Выбрать главу

Кенелм ответил ему:

— Друг мой, не обижайся, но знай, что благоразумнее любить правду и лишения, нежели — славу и почет, добытые подлостью.

Вот святое Евангелие Господа нашего Иисуса Христа и учит нас любить правду, бороться за нее до смерти, любить в каждом человеке ту капельку добра, которая хранится в глубине его души, не бояться страданий, лишений за истину, если даже это стоило бы и самой жизни.

В акафисте святому Николаю Чудотворцу мы читаем такие слова: “Радуйся, учителю Божественных велений; радуйся, губителю богопротивных учений” (Ик. 9).

Святой Тихон Задонский, проникнутый чувством сокрушения о грехах человеческих, падши ниц, рыдая говорил: “Господи, пощади! Кормилец, помилуй! Потерпи, Благость наша, грехам нашим! Услышь, и не погуби нас со беззакониями нашими!”

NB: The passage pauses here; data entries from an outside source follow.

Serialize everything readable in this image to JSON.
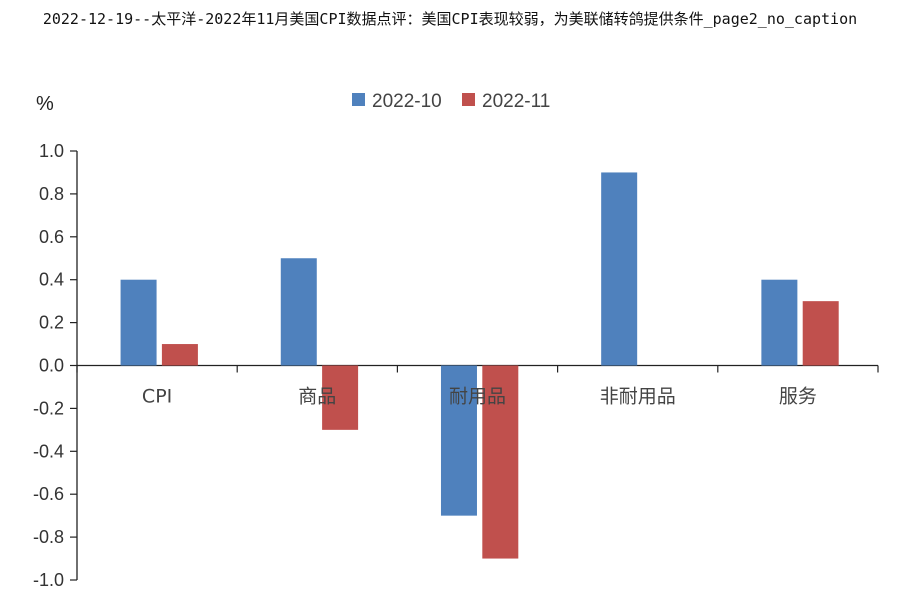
{
  "page": {
    "title": "2022-12-19--太平洋-2022年11月美国CPI数据点评：美国CPI表现较弱，为美联储转鸽提供条件_page2_no_caption"
  },
  "chart_data": {
    "type": "bar",
    "unit_label": "%",
    "categories": [
      "CPI",
      "商品",
      "耐用品",
      "非耐用品",
      "服务"
    ],
    "series": [
      {
        "name": "2022-10",
        "color": "#4F81BD",
        "values": [
          0.4,
          0.5,
          -0.7,
          0.9,
          0.4
        ]
      },
      {
        "name": "2022-11",
        "color": "#C0504D",
        "values": [
          0.1,
          -0.3,
          -0.9,
          0.0,
          0.3
        ]
      }
    ],
    "ylim": [
      -1.0,
      1.0
    ],
    "yticks": [
      "-1.0",
      "-0.8",
      "-0.6",
      "-0.4",
      "-0.2",
      "0.0",
      "0.2",
      "0.4",
      "0.6",
      "0.8",
      "1.0"
    ],
    "grid": false,
    "legend_position": "top-center"
  }
}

“Восстану же я и пойду по городу, по улицам и площадям, и буду искать Того, Кого любит душа моя”

(Песнь песней 3, 2).

ХРИСТОС

Он отказался от противоборства, Как от вещей, полученных взаймы, От всемогущества и чудотворства, И был теперь, как смертный, как все мы.
Ночная даль теперь казалась краем Уничтожения и небытия… Простор вселенной был необитаем, И только сад был местом для житья.
И глядя в эти черные провалы, Пустые, без начала и конца, Чтоб эта чаша смерти миновала, В поту кровавом Он молил Отца…
Смягчив молитвой смертную истому, Он вышел за ограду. На земле Ученики, осиленные дремой, Лежали в придорожном ковыле.
И разбудил их: “Вас Господь сподобил Жить в эти дни, вы ж разлеглись, как пласт. Час Сына Человеческого пробил, Он в руки грешников Себя предаст”.
И лишь сказал — неведомо откуда Толпа рабов и скопище бродяг, Огни, мечи, и впереди — Иуда С предательским лобзаньем на устах.
Петр дал мечом отпор головорезам, И ухо одному из них отсек, Но слышит: “Спор нельзя решать железом, Вложи свой меч на место, человек!
Неужто тьмы крылатых легионов Отец не снарядил бы Мне сюда, И волоска тогда на Мне не тронув, Враги рассыпались бы тотчас без следа.
Но книга Жизни подошла к странице, Которая дороже всех святынь, Сейчас должно написанное сбыться, Навек разрушив гордости твердынь.
Ты видишь, ход веков подобен притче, Мир может загореться на ходу. Во имя стройного его величья Я в добровольных муках в гроб сойду.
Я в гроб сойду и в третий день воскресну! Ко Мне на суд народы все придут. Настанут дни таинственно чудесны, Они спешат! Они грядут, грядут!…”

* * *

Но кто это так горько плачет? Стоны, стоны и жалобный вопль; как малый ребенок, когда потеряет свою родную маму. Чуть-чуть уймется стенание и вновь усиливается в своей невысказанной страстности и безутешности.

… Пройдя несколько шагов в сторону от дороги, он увидел человека, сидящего на зеленой траве. Был ли это юноша или девушка — неизвестно. Одетый в хорошее нарядное платье, человек закрыл лицо обеими руками и горько плакал. Движимый чувством гуманности, он подошел к плачущему, и, как бы смущаясь своим вмешательством, тихо и мягко спросил:

— Не могу ли вам чем помочь?

К нему повернулось красивое молодое лицо с большими глазами, полными слез.

— Вам трудно, вы несчастны? — снова спросил он.

О, ужас! В ответ раздался ужасный хохот, будто глупого человека, и полился поток гневных обличительных слов.

— Вы берете на себя роль благотворителя и гуманиста. Тогда как сами несчастны до мозга костей. Вон отсюда! Идите, откуда пришли, прочь!

Он был поражен такой неожиданностью, но, овладев собой, стоял, не сходя с места. Когда окончился гневный поток речи страждущего, и, кажется, приступ миновал, он опять также тихо сказал:

— Вы, юноша, очень опрометчиво поступаете со мною, тогда как я мог бы быть вам полезен.

— Я не юноша и не девушка, — ответил тот.

— Кто же вы такой? — удивился он.

— Я — “юность”.

— Вы — юность нашего века? — уточнил он, все более удивляясь.

— Да, текущего века. Но почему вы так любопытны? — в свою очередь задала вопрос юность.